"No written word, no spoken plea can teach our youth what they should be. Nor all the books on all the shelves, it’s what the teachers are themselves."
— Anonymous, quoted by John Wooden
Before I joined the Welsh Valley team as lead learner in 2013, I had some deeply rooted, firmly established beliefs about the role schools should play in fostering the development of our young people. Chief among these beliefs is the notion that the best way we can begin educating our youth is to inspire them through our own example. As author James Baldwin once wrote, “Children have never been very good at listening to their elders, but they have never failed to imitate them.” As Baldwin suggests, teachers are always teaching, whether they have chalk—remember that?—in hand or whether they are simply walking the school’s corridors. Given this reality that as educators we are teaching merely by being, I take my responsibility to learn just as seriously as my responsibility to teach. How can we hope to engage adolescents in learning for learning’s sake if we lack an authentic passion for lifelong learning ourselves?

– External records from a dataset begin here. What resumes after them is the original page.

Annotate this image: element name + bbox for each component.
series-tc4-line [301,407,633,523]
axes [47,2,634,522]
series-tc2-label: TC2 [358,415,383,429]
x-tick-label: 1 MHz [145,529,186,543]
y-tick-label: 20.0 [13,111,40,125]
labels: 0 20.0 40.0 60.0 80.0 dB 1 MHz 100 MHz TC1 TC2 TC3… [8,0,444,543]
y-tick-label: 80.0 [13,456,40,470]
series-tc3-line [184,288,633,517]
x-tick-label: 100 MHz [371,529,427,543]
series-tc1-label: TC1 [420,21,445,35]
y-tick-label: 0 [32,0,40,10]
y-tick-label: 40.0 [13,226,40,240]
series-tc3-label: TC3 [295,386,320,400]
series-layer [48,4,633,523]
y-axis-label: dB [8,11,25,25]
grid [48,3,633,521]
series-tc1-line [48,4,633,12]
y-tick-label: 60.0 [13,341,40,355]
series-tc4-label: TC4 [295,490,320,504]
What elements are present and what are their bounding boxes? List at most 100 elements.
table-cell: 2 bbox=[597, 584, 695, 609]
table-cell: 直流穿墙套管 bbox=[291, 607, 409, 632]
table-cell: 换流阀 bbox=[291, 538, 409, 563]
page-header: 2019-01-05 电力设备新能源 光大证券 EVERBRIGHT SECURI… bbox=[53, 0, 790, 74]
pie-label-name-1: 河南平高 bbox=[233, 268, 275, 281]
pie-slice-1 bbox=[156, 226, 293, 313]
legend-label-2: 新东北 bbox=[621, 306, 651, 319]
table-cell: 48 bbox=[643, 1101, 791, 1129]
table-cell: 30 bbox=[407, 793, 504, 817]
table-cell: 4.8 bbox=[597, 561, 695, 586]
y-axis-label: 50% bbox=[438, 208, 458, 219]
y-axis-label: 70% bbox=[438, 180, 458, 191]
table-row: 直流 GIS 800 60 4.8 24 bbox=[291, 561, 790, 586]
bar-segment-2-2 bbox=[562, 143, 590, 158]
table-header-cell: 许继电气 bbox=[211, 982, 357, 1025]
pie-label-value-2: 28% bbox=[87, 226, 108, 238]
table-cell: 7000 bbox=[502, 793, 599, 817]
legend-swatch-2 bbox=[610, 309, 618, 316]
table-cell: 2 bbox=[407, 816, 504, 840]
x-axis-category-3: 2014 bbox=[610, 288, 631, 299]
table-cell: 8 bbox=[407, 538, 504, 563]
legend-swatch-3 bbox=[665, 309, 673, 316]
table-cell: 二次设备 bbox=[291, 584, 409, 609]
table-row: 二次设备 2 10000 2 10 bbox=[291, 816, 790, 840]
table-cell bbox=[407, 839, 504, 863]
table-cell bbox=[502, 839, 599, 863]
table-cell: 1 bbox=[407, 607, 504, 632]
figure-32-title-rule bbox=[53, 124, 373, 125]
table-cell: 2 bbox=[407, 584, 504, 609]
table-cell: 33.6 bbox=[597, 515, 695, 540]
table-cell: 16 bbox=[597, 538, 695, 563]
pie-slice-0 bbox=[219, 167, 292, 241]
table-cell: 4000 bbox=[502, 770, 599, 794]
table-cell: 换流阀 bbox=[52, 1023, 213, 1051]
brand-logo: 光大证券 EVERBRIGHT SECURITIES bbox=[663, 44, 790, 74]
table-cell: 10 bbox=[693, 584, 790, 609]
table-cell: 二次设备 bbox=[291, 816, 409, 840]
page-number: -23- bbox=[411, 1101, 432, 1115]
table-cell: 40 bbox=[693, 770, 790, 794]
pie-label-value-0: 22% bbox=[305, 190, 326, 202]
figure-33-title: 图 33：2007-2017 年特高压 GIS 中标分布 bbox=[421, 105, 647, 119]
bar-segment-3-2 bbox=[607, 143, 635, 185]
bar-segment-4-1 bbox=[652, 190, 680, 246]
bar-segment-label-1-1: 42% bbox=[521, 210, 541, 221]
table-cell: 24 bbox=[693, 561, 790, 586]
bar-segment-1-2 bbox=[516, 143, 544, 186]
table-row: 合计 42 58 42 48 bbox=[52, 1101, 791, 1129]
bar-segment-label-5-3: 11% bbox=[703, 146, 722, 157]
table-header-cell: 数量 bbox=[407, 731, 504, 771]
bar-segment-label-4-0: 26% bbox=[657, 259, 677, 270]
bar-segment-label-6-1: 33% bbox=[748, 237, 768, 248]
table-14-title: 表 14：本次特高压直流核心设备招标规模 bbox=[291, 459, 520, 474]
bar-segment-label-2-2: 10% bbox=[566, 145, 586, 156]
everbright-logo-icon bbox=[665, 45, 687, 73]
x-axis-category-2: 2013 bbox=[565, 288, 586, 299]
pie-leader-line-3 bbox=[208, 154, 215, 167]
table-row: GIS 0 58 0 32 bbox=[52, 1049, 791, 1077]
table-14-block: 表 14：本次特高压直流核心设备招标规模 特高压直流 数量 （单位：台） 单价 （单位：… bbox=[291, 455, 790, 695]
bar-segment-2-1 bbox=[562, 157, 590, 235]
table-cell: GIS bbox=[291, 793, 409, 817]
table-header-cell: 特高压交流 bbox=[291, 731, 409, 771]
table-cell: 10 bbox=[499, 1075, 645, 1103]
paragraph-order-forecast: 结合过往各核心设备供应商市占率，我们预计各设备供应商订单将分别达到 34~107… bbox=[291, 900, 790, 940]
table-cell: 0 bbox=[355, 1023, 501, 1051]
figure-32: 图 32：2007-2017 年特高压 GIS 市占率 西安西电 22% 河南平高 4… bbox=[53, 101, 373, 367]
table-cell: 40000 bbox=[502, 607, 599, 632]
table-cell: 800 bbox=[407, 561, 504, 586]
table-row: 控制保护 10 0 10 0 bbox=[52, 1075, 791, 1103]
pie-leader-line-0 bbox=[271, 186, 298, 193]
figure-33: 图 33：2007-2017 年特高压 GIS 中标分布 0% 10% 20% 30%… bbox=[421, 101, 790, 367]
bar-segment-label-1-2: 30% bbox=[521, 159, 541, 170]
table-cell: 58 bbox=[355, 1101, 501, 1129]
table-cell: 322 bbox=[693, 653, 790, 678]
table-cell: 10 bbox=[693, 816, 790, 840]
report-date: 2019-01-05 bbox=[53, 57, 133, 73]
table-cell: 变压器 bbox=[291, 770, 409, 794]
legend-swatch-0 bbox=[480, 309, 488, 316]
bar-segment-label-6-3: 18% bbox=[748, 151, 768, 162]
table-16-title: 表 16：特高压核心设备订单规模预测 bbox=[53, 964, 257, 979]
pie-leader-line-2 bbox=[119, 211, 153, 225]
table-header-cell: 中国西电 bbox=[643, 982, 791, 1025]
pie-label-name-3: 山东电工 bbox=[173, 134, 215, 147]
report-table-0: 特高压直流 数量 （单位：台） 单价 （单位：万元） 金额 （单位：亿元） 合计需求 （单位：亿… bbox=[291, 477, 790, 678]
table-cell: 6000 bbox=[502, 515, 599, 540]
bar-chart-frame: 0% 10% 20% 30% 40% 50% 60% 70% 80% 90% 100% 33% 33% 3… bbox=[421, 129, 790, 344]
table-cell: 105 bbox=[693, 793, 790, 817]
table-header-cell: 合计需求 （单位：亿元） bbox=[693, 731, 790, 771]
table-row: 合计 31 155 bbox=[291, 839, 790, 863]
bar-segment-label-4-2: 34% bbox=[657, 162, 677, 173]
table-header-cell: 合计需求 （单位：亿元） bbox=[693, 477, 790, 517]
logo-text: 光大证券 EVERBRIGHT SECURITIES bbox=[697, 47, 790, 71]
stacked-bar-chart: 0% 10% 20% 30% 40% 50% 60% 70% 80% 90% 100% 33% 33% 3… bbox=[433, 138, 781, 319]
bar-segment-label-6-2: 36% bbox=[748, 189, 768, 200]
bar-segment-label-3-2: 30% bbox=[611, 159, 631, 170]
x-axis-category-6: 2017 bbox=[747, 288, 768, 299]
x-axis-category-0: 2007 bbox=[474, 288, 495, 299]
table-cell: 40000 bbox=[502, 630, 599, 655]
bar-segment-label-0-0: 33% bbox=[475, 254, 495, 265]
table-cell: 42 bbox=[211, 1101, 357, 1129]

One of the most inspiring lessons I’ve learned during my tenure at Welsh Valley is that I am not alone in my commitment to creating powerful, enduring learning experiences for students. The faculty here at The Valley is comprised of some of the most caring and dedicated professionals I have ever met. As a faculty, we share a collective commitment to ensuring that all students experience a tremendous amount of academic, social, and emotional growth. We work hard to achieve this audacious goal by providing a nurturing environment for each student’s growth while engaged in our own continual growth as a faculty. We support one another in our efforts to meet the diverse needs that students present, challenge one another to be our best selves, and ultimately grow together as a collaborative team of professionals as a result. In the past few years we have learned valuable lessons from one another about social/emotional intelligence (Goleman), growth mindset (Dweck), and locus of control (Rotter). As a team, we hold one another accountable for not only teaching these valuable lessons, but modeling them through our everyday actions and reinforcing these attributes when students exemplify them on a consistent basis.
It is truly a pleasure to serve and be a part of this amazing community of learners. On behalf of our students, families, and staff I would like to thank you for visiting our school website. As you learn more about us, I hope that you are motivated to come learn alongside us.
Welcome to Welsh Valley Middle School!